Theatre's middle-class trappings alienated the baker's son from Wales. "I never felt at ease in a theatre company," Hopkins said. "I just reacted as a bad schoolboy brat."

In 1973, Hopkins put his West End career on hiatus by walking out on a National Theatre production of Macbeth half-way through the run. After a brief foray on Broadway, he moved to Hollywood in 1975, now with his second wife, Jennifer Lynton, whom he'd married in 1973. The previous years had been turbulent: he married Petronella Barker in 1966, and left her and their infant daughter three years later. Hopkins rarely speaks of the relationship, which was doused by his drinking.

California didn't, however, provide an instant balm. Hopkins continued to drink, famously only stopping after a bender two days before his 38th birthday that saw him wake up in a Phoenix hotel room with no memory of driving from Los Angeles. He reportedly heard a voice saying, "It's all over, you can start living."

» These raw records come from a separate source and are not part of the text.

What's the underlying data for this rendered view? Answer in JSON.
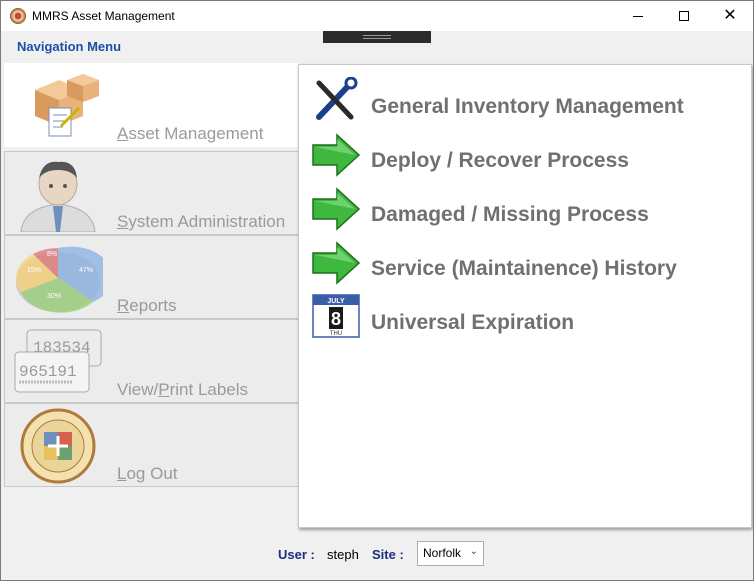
{
  "window": {
    "title": "MMRS Asset Management",
    "minimize_label": "—",
    "maximize_label": "□",
    "close_label": "✕"
  },
  "nav": {
    "heading": "Navigation Menu",
    "items": [
      {
        "first": "A",
        "rest": "sset Management",
        "icon": "boxes-icon",
        "active": true
      },
      {
        "first": "S",
        "rest": "ystem Administration",
        "icon": "admin-user-icon",
        "active": false
      },
      {
        "first": "R",
        "rest": "eports",
        "icon": "pie-chart-icon",
        "active": false
      },
      {
        "first": "View/",
        "u": "P",
        "rest": "rint Labels",
        "icon": "barcode-labels-icon",
        "active": false
      },
      {
        "first": "L",
        "rest": "og Out",
        "icon": "mmrs-seal-icon",
        "active": false
      }
    ]
  },
  "tasks": [
    {
      "label": "General Inventory Management",
      "icon": "tools-icon"
    },
    {
      "label": "Deploy / Recover Process",
      "icon": "green-arrow-icon"
    },
    {
      "label": "Damaged / Missing Process",
      "icon": "green-arrow-icon"
    },
    {
      "label": "Service (Maintainence) History",
      "icon": "green-arrow-icon"
    },
    {
      "label": "Universal Expiration",
      "icon": "calendar-icon"
    }
  ],
  "reports_chart": {
    "slices": [
      {
        "label": "47%",
        "value": 47,
        "color": "#8eb4e3"
      },
      {
        "label": "30%",
        "value": 30,
        "color": "#9bd17a"
      },
      {
        "label": "15%",
        "value": 15,
        "color": "#f7d27c"
      },
      {
        "label": "8%",
        "value": 8,
        "color": "#e07a7a"
      }
    ]
  },
  "calendar": {
    "month": "JULY",
    "day": "8",
    "weekday": "THU"
  },
  "labels_icon": {
    "code1": "183534",
    "code2": "965191"
  },
  "status": {
    "user_label": "User :",
    "user_value": "steph",
    "site_label": "Site :",
    "site_value": "Norfolk"
  }
}
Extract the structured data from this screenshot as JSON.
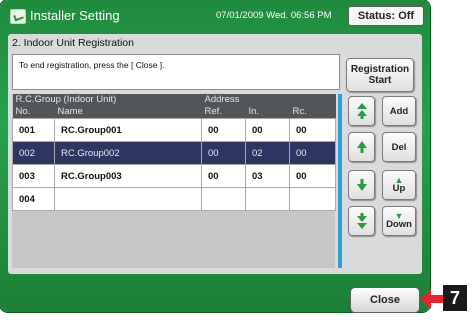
{
  "window": {
    "title": "Installer Setting",
    "datetime": "07/01/2009 Wed. 06:56 PM",
    "status": "Status: Off"
  },
  "section": {
    "title": "2. Indoor Unit Registration",
    "message": "To end registration, press the [ Close ]."
  },
  "buttons": {
    "registration_start_line1": "Registration",
    "registration_start_line2": "Start",
    "add": "Add",
    "del": "Del",
    "up": "Up",
    "down": "Down",
    "close": "Close"
  },
  "table": {
    "group_header": "R.C.Group (Indoor Unit)",
    "address_header": "Address",
    "columns": [
      "No.",
      "Name",
      "Ref.",
      "In.",
      "Rc."
    ],
    "rows": [
      {
        "no": "001",
        "name": "RC.Group001",
        "ref": "00",
        "in": "00",
        "rc": "00",
        "selected": false
      },
      {
        "no": "002",
        "name": "RC.Group002",
        "ref": "00",
        "in": "02",
        "rc": "00",
        "selected": true
      },
      {
        "no": "003",
        "name": "RC.Group003",
        "ref": "00",
        "in": "03",
        "rc": "00",
        "selected": false
      },
      {
        "no": "004",
        "name": "",
        "ref": "",
        "in": "",
        "rc": "",
        "selected": false
      }
    ]
  },
  "callout": {
    "number": "7"
  },
  "colors": {
    "frame_green": "#2aa14c",
    "selected_row": "#2d3560",
    "callout_red": "#e2262b"
  }
}
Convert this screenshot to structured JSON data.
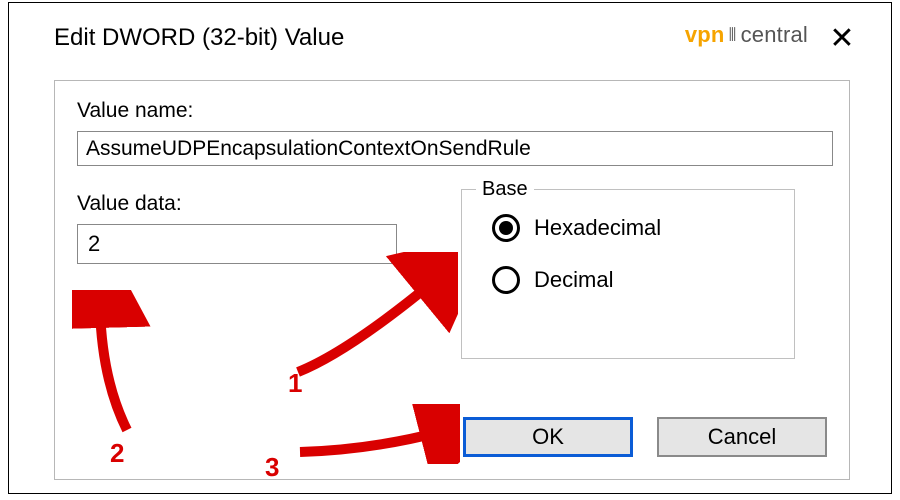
{
  "dialog": {
    "title": "Edit DWORD (32-bit) Value",
    "close_glyph": "✕"
  },
  "logo": {
    "left": "vpn",
    "mid": "⦀",
    "right": "central"
  },
  "valueName": {
    "label": "Value name:",
    "value": "AssumeUDPEncapsulationContextOnSendRule"
  },
  "valueData": {
    "label": "Value data:",
    "value": "2"
  },
  "base": {
    "legend": "Base",
    "options": {
      "hex": "Hexadecimal",
      "dec": "Decimal"
    },
    "selected": "hex"
  },
  "buttons": {
    "ok": "OK",
    "cancel": "Cancel"
  },
  "annotations": {
    "n1": "1",
    "n2": "2",
    "n3": "3"
  }
}
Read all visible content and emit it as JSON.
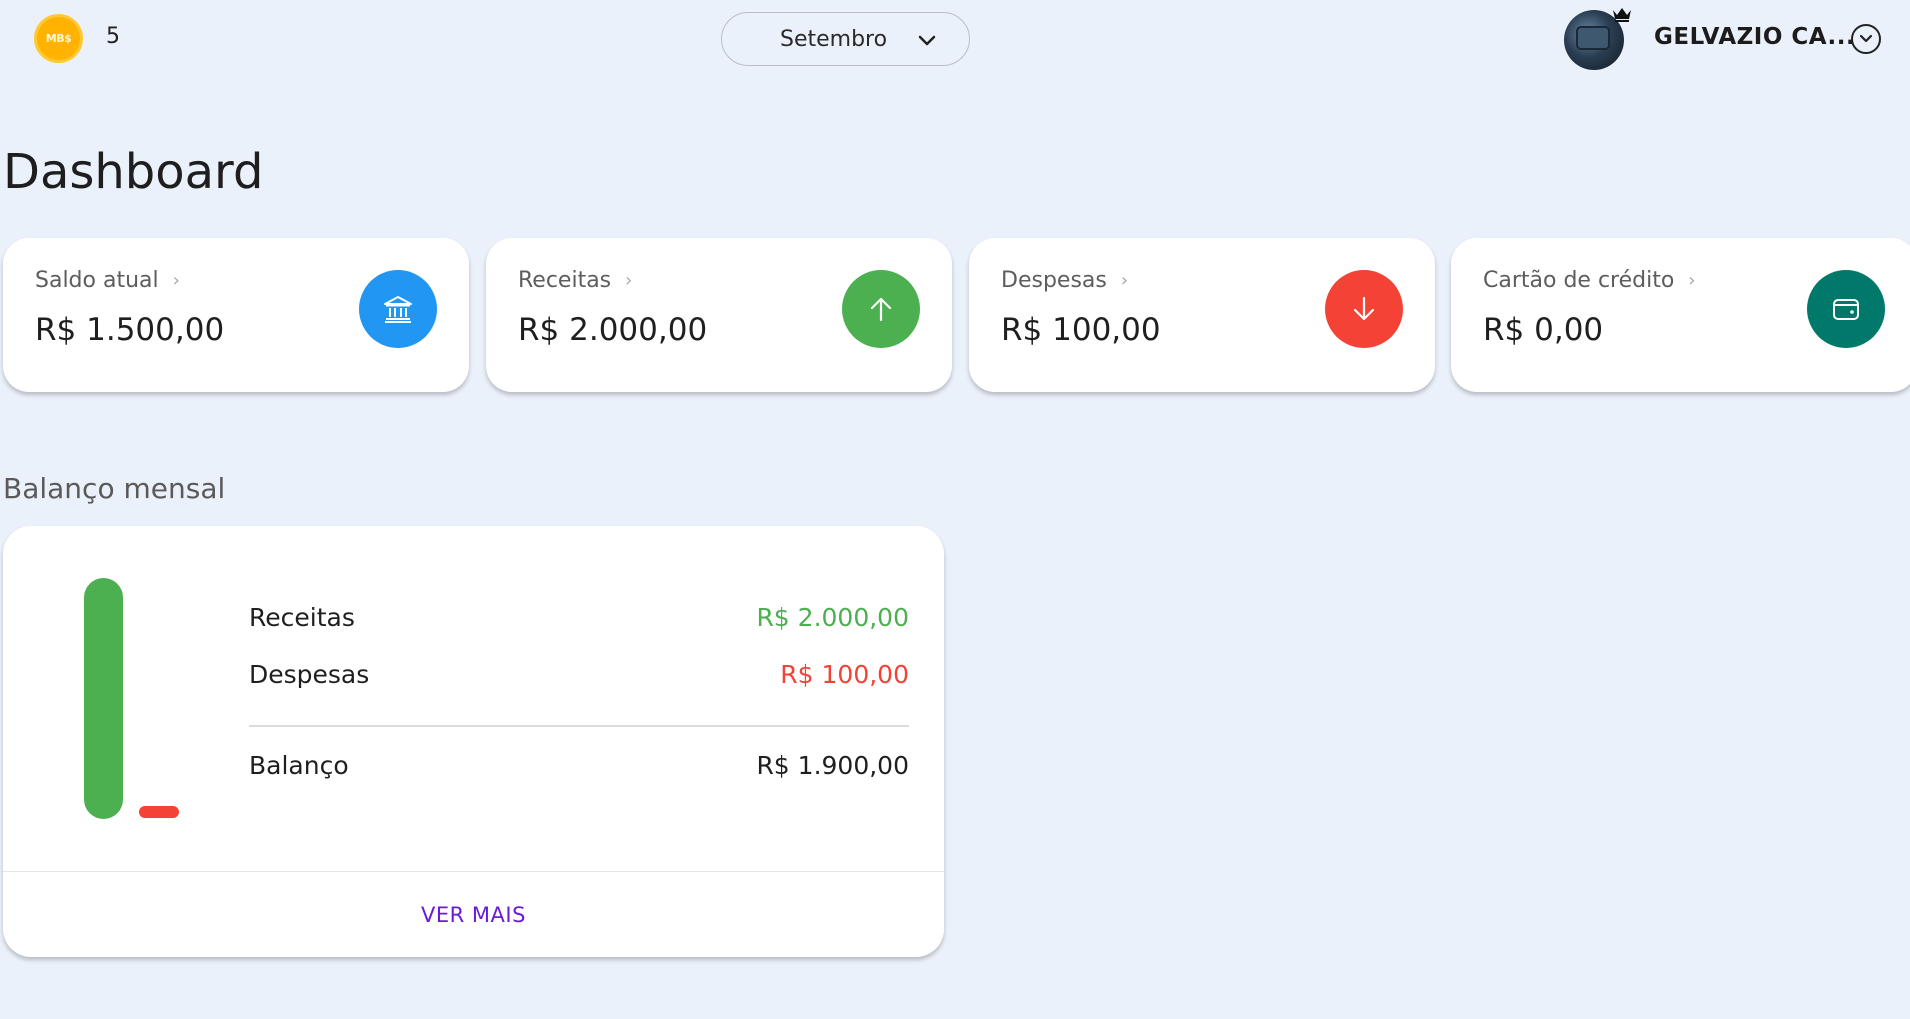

Hopkins found stability in Lynton. She admitted, in 1981: "He was what I was looking for in a man, someone I could prop up." For the next three decades she kept the actor in AA classes and even got him back on stage in London, before he was cast as Hannibal Lecter, and catapulted to success. Even then, the former Pinewood Studios production assistant would make sure Hopkins never left the house without cash, credit card or keys.

Hopkins delighted in America as a place where his lone ranger spirit could roam free. From the beginning, he shunned Hollywood parties. When he and Lynton did host a dinner party, Hopkins would be prone to turning off the lights and going to bed in the middle of it.

But by 1996, Lynton was living in London while Hopkins stayed in Hollywood. He maintained that their marriage was "great", perhaps because he was allowed the freedom he always craved. "She lets me do my thing," he told the Guardian. "I live in hotels, and when I have time off now I get in my car and drive thousands of miles. It's a solitary life, but I love it."

Lynton and Hopkins divorced in 2002, with him explaining: "I am not very good with relationships. With anyone. I can't be locked up with anyone for too long." Nevertheless, he had already met his third wife, Stella Arroyave, an antiques dealer.

Five years ago, Hopkins described their marriage in allowing him the loose reins he had become accustomed to: walks on the beach, painting, music and abandoning dinner parties when he gets bored. "At the end of the meal, when you've said all you have to say, what do you do with them then?" he asked in 2013. "You sit around and you sit around and at the end of it, you think: "'What the hell are we doing?'"

Such statements may get to the nub of why Hopkins, a man who can fascinate on screen, remains far more elusive off it.